Quant à Bear Woods, qui s’aligne aussi avec les Argonauts, il a été libéré au début de la saison par le directeur général. Geste tout aussi incompris, car Woods faisait un travail honnête sous le règne de Marc Trestman et de Jim Popp. Les amateurs sont moins présents depuis quelques années, et je peux affirmer que j’ai été très déçu de mon expérience lorsque j’ai été les voir se faire massacrer contre les Blue Bombers de Winnipeg, il y a un an de cela.

Espérons que l’équipe retrouvera bientôt le sentier de la victoire, parce que sinon, ils auront bien du mal à attirer les amateurs de partout dans la province.

La retraite pour Daniel Nestor

Dans un an jour pour jour, le joueur canadien de tennis, spécialiste du double, Daniel Nestor, sera un retraité du meilleur circuit de tennis de la planète, l’Association de Tennis Professionnel (ATP). En effet, Nestor a indiqué qu’il avait réfléchi longtemps avant de prendre cette décision. L’Ontarien, qui a trôné au sommet du classement mondial en double à 10 reprises au cours de sa carrière, occupe présentement le troisième rang de l’histoire moderne avec 91 titres en double. Véritable monument du tennis canadien, Nestor, 45 ans, a connu une saison en dents de scie, et ce, avec plusieurs partenaires différents.

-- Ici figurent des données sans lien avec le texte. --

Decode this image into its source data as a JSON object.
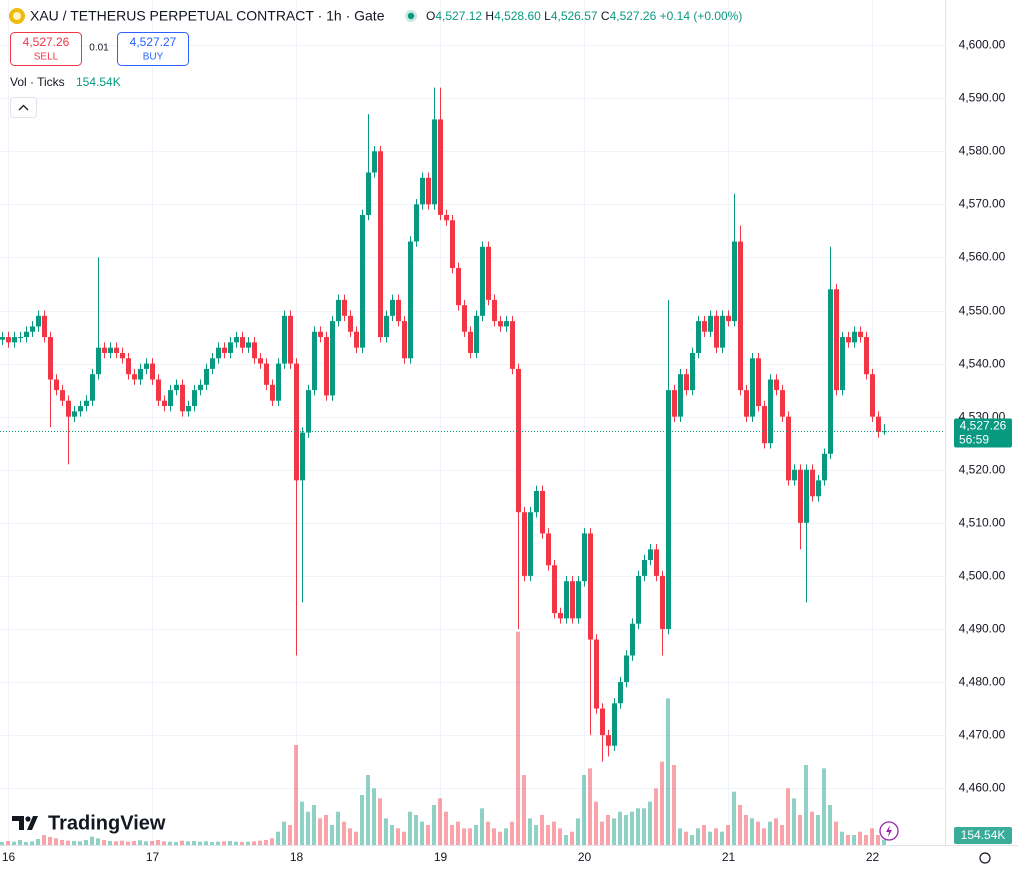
{
  "chart_data": {
    "type": "candlestick",
    "title": "XAU / TETHERUS PERPETUAL CONTRACT · 1h · Gate",
    "ohlc_legend": {
      "o": "O",
      "o_value": "4,527.12",
      "h": "H",
      "h_value": "4,528.60",
      "l": "L",
      "l_value": "4,526.57",
      "c": "C",
      "c_value": "4,527.26",
      "change": "+0.14 (+0.00%)"
    },
    "sell": {
      "price": "4,527.26",
      "label": "SELL"
    },
    "spread": "0.01",
    "buy": {
      "price": "4,527.27",
      "label": "BUY"
    },
    "volume_title": "Vol · Ticks",
    "volume_last_label": "154.54K",
    "last_price": {
      "label": "4,527.26",
      "countdown": "56:59"
    },
    "brand": "TradingView",
    "up_color": "#089981",
    "down_color": "#f23645",
    "grid": true,
    "xlim": [
      -1.3,
      156.2
    ],
    "xticks": [
      {
        "value": 0,
        "label": "16"
      },
      {
        "value": 24,
        "label": "17"
      },
      {
        "value": 48,
        "label": "18"
      },
      {
        "value": 72,
        "label": "19"
      },
      {
        "value": 96,
        "label": "20"
      },
      {
        "value": 120,
        "label": "21"
      },
      {
        "value": 144,
        "label": "22"
      }
    ],
    "ylim": [
      4449.3,
      4608.5
    ],
    "yticks": [
      {
        "value": 4460,
        "label": "4,460.00"
      },
      {
        "value": 4470,
        "label": "4,470.00"
      },
      {
        "value": 4480,
        "label": "4,480.00"
      },
      {
        "value": 4490,
        "label": "4,490.00"
      },
      {
        "value": 4500,
        "label": "4,500.00"
      },
      {
        "value": 4510,
        "label": "4,510.00"
      },
      {
        "value": 4520,
        "label": "4,520.00"
      },
      {
        "value": 4530,
        "label": "4,530.00"
      },
      {
        "value": 4540,
        "label": "4,540.00"
      },
      {
        "value": 4550,
        "label": "4,550.00"
      },
      {
        "value": 4560,
        "label": "4,560.00"
      },
      {
        "value": 4570,
        "label": "4,570.00"
      },
      {
        "value": 4580,
        "label": "4,580.00"
      },
      {
        "value": 4590,
        "label": "4,590.00"
      },
      {
        "value": 4600,
        "label": "4,600.00"
      }
    ],
    "x": [
      -1,
      0,
      1,
      2,
      3,
      4,
      5,
      6,
      7,
      8,
      9,
      10,
      11,
      12,
      13,
      14,
      15,
      16,
      17,
      18,
      19,
      20,
      21,
      22,
      23,
      24,
      25,
      26,
      27,
      28,
      29,
      30,
      31,
      32,
      33,
      34,
      35,
      36,
      37,
      38,
      39,
      40,
      41,
      42,
      43,
      44,
      45,
      46,
      47,
      48,
      49,
      50,
      51,
      52,
      53,
      54,
      55,
      56,
      57,
      58,
      59,
      60,
      61,
      62,
      63,
      64,
      65,
      66,
      67,
      68,
      69,
      70,
      71,
      72,
      73,
      74,
      75,
      76,
      77,
      78,
      79,
      80,
      81,
      82,
      83,
      84,
      85,
      86,
      87,
      88,
      89,
      90,
      91,
      92,
      93,
      94,
      95,
      96,
      97,
      98,
      99,
      100,
      101,
      102,
      103,
      104,
      105,
      106,
      107,
      108,
      109,
      110,
      111,
      112,
      113,
      114,
      115,
      116,
      117,
      118,
      119,
      120,
      121,
      122,
      123,
      124,
      125,
      126,
      127,
      128,
      129,
      130,
      131,
      132,
      133,
      134,
      135,
      136,
      137,
      138,
      139,
      140,
      141,
      142,
      143,
      144,
      145,
      146
    ],
    "open": [
      4544.5,
      4545,
      4544,
      4545,
      4545,
      4546,
      4547,
      4549,
      4545,
      4537,
      4535,
      4533,
      4530,
      4531,
      4532,
      4533,
      4538,
      4543,
      4542,
      4543,
      4542,
      4541,
      4538,
      4537,
      4539,
      4540,
      4537,
      4533,
      4532,
      4535,
      4536,
      4531,
      4532,
      4535,
      4536,
      4539,
      4541,
      4543,
      4542,
      4544,
      4545,
      4543,
      4544,
      4541,
      4540,
      4536,
      4533,
      4540,
      4549,
      4540,
      4518,
      4527,
      4535,
      4546,
      4545,
      4534,
      4548,
      4552,
      4549,
      4546,
      4543,
      4568,
      4576,
      4580,
      4545,
      4549,
      4552,
      4548,
      4541,
      4563,
      4570,
      4575,
      4570,
      4586,
      4568,
      4567,
      4558,
      4551,
      4546,
      4542,
      4549,
      4562,
      4552,
      4548,
      4547,
      4548,
      4539,
      4512,
      4500,
      4512,
      4516,
      4508,
      4502,
      4493,
      4492,
      4499,
      4492,
      4499,
      4508,
      4488,
      4475,
      4470,
      4468,
      4476,
      4480,
      4485,
      4491,
      4500,
      4503,
      4505,
      4500,
      4490,
      4535,
      4530,
      4538,
      4535,
      4542,
      4548,
      4546,
      4549,
      4543,
      4549,
      4548,
      4563,
      4535,
      4530,
      4541,
      4532,
      4525,
      4537,
      4535,
      4530,
      4518,
      4520,
      4510,
      4520,
      4515,
      4518,
      4523,
      4554,
      4535,
      4545,
      4544,
      4546,
      4545,
      4538,
      4530,
      4527.12
    ],
    "high": [
      4546,
      4546,
      4546,
      4546,
      4547,
      4548,
      4550,
      4550,
      4546,
      4538,
      4536,
      4534,
      4532,
      4533,
      4534,
      4539,
      4560,
      4544,
      4544,
      4544,
      4543,
      4542,
      4539,
      4540,
      4541,
      4541,
      4538,
      4534,
      4536,
      4537,
      4537,
      4533,
      4536,
      4537,
      4540,
      4542,
      4544,
      4544,
      4545,
      4546,
      4546,
      4545,
      4545,
      4542,
      4541,
      4537,
      4541,
      4550,
      4550,
      4541,
      4528,
      4536,
      4547,
      4547,
      4546,
      4549,
      4553,
      4553,
      4550,
      4547,
      4569,
      4587,
      4581,
      4581,
      4550,
      4553,
      4553,
      4549,
      4564,
      4571,
      4576,
      4576,
      4592,
      4592,
      4569,
      4568,
      4559,
      4552,
      4547,
      4550,
      4563,
      4563,
      4553,
      4549,
      4549,
      4549,
      4540,
      4513,
      4513,
      4517,
      4517,
      4509,
      4503,
      4494,
      4500,
      4500,
      4500,
      4509,
      4509,
      4489,
      4476,
      4471,
      4477,
      4481,
      4486,
      4492,
      4501,
      4504,
      4506,
      4506,
      4501,
      4552,
      4536,
      4539,
      4539,
      4543,
      4549,
      4549,
      4550,
      4550,
      4550,
      4550,
      4572,
      4566,
      4536,
      4542,
      4542,
      4533,
      4538,
      4538,
      4536,
      4531,
      4521,
      4521,
      4521,
      4521,
      4519,
      4524,
      4562,
      4555,
      4546,
      4546,
      4547,
      4547,
      4546,
      4539,
      4531,
      4528.6
    ],
    "low": [
      4543.5,
      4543,
      4543,
      4544,
      4544,
      4545,
      4546,
      4544,
      4528,
      4534,
      4532,
      4521,
      4529,
      4530,
      4531,
      4532,
      4537,
      4541,
      4541,
      4541,
      4540,
      4537,
      4536,
      4536,
      4538,
      4536,
      4532,
      4531,
      4531,
      4534,
      4530,
      4530,
      4531,
      4534,
      4535,
      4538,
      4540,
      4541,
      4541,
      4543,
      4542,
      4542,
      4540,
      4539,
      4535,
      4532,
      4532,
      4539,
      4539,
      4485,
      4495,
      4526,
      4534,
      4544,
      4533,
      4533,
      4547,
      4548,
      4545,
      4542,
      4542,
      4567,
      4575,
      4544,
      4544,
      4548,
      4547,
      4540,
      4540,
      4562,
      4569,
      4569,
      4569,
      4567,
      4566,
      4557,
      4550,
      4545,
      4541,
      4541,
      4548,
      4551,
      4547,
      4546,
      4546,
      4538,
      4490,
      4499,
      4499,
      4511,
      4507,
      4501,
      4492,
      4491,
      4491,
      4491,
      4491,
      4498,
      4470,
      4474,
      4465,
      4466,
      4467,
      4475,
      4479,
      4484,
      4490,
      4499,
      4502,
      4499,
      4485,
      4489,
      4529,
      4529,
      4534,
      4534,
      4541,
      4545,
      4545,
      4542,
      4542,
      4547,
      4547,
      4534,
      4529,
      4529,
      4531,
      4524,
      4524,
      4534,
      4529,
      4517,
      4517,
      4505,
      4495,
      4514,
      4514,
      4517,
      4522,
      4534,
      4534,
      4543,
      4543,
      4544,
      4537,
      4529,
      4526,
      4526.57
    ],
    "close": [
      4545,
      4544,
      4545,
      4545,
      4546,
      4547,
      4549,
      4545,
      4537,
      4535,
      4533,
      4530,
      4531,
      4532,
      4533,
      4538,
      4543,
      4542,
      4543,
      4542,
      4541,
      4538,
      4537,
      4539,
      4540,
      4537,
      4533,
      4532,
      4535,
      4536,
      4531,
      4532,
      4535,
      4536,
      4539,
      4541,
      4543,
      4542,
      4544,
      4545,
      4543,
      4544,
      4541,
      4540,
      4536,
      4533,
      4540,
      4549,
      4540,
      4518,
      4527,
      4535,
      4546,
      4545,
      4534,
      4548,
      4552,
      4549,
      4546,
      4543,
      4568,
      4576,
      4580,
      4545,
      4549,
      4552,
      4548,
      4541,
      4563,
      4570,
      4575,
      4570,
      4586,
      4568,
      4567,
      4558,
      4551,
      4546,
      4542,
      4549,
      4562,
      4552,
      4548,
      4547,
      4548,
      4539,
      4512,
      4500,
      4512,
      4516,
      4508,
      4502,
      4493,
      4492,
      4499,
      4492,
      4499,
      4508,
      4488,
      4475,
      4470,
      4468,
      4476,
      4480,
      4485,
      4491,
      4500,
      4503,
      4505,
      4500,
      4490,
      4535,
      4530,
      4538,
      4535,
      4542,
      4548,
      4546,
      4549,
      4543,
      4549,
      4548,
      4563,
      4535,
      4530,
      4541,
      4532,
      4525,
      4537,
      4535,
      4530,
      4518,
      4520,
      4510,
      4520,
      4515,
      4518,
      4523,
      4554,
      4535,
      4545,
      4544,
      4546,
      4545,
      4538,
      4530,
      4527.12,
      4527.26
    ],
    "volume": [
      90,
      120,
      100,
      150,
      90,
      110,
      180,
      300,
      240,
      200,
      150,
      130,
      120,
      110,
      150,
      250,
      200,
      150,
      120,
      110,
      130,
      100,
      120,
      140,
      110,
      120,
      150,
      110,
      100,
      90,
      130,
      110,
      120,
      100,
      110,
      90,
      100,
      110,
      120,
      100,
      90,
      100,
      110,
      130,
      150,
      200,
      400,
      700,
      600,
      3000,
      1300,
      1000,
      1200,
      800,
      900,
      600,
      1000,
      700,
      500,
      400,
      1500,
      2100,
      1700,
      1400,
      800,
      600,
      500,
      400,
      1000,
      900,
      700,
      600,
      1200,
      1400,
      1000,
      600,
      700,
      500,
      500,
      600,
      1100,
      700,
      500,
      400,
      500,
      700,
      6400,
      2100,
      800,
      600,
      900,
      600,
      700,
      500,
      300,
      400,
      800,
      2100,
      2300,
      1300,
      700,
      900,
      800,
      1000,
      900,
      1000,
      1100,
      1100,
      1300,
      1700,
      2500,
      4400,
      2400,
      500,
      400,
      300,
      500,
      600,
      400,
      500,
      400,
      600,
      1600,
      1200,
      900,
      800,
      700,
      500,
      700,
      800,
      600,
      1700,
      1400,
      900,
      2400,
      1000,
      900,
      2300,
      1200,
      700,
      400,
      300,
      300,
      400,
      300,
      500,
      300,
      154.54
    ]
  }
}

Avec la montée d’une nouvelle génération de joueurs et de joueuses de tennis, comme Denis Shapovalov, Alexander Sverev ou Madison Keys, qui détrôneront bientôt les Roger Federer, Rafael Nadal et Serena Williams de ce monde, ça me fait un petit pincement au cœur de savoir que Nestor n’évoluera plus sur les courts de l’ATP. Le gaucher, natif de Belgrade, en Serbie, a obtenu sa première victoire professionnelle en carrière en 1994 à Bogotá, en Colombie. Le naturalisé canadien, qui habite désormais Toronto, a aussi remporté une médaille d’or aux Jeux Olympiques de 2000, qui se tenaient à Sydney. Peut-être restera-t-il dans le giron du tennis de haut niveau, ou peut-être s’éloignera-t-il de cet environnement après tant d’années à avoir tout donné. Reste qu’il s’agira d’un repos bien mérité pour Nestor.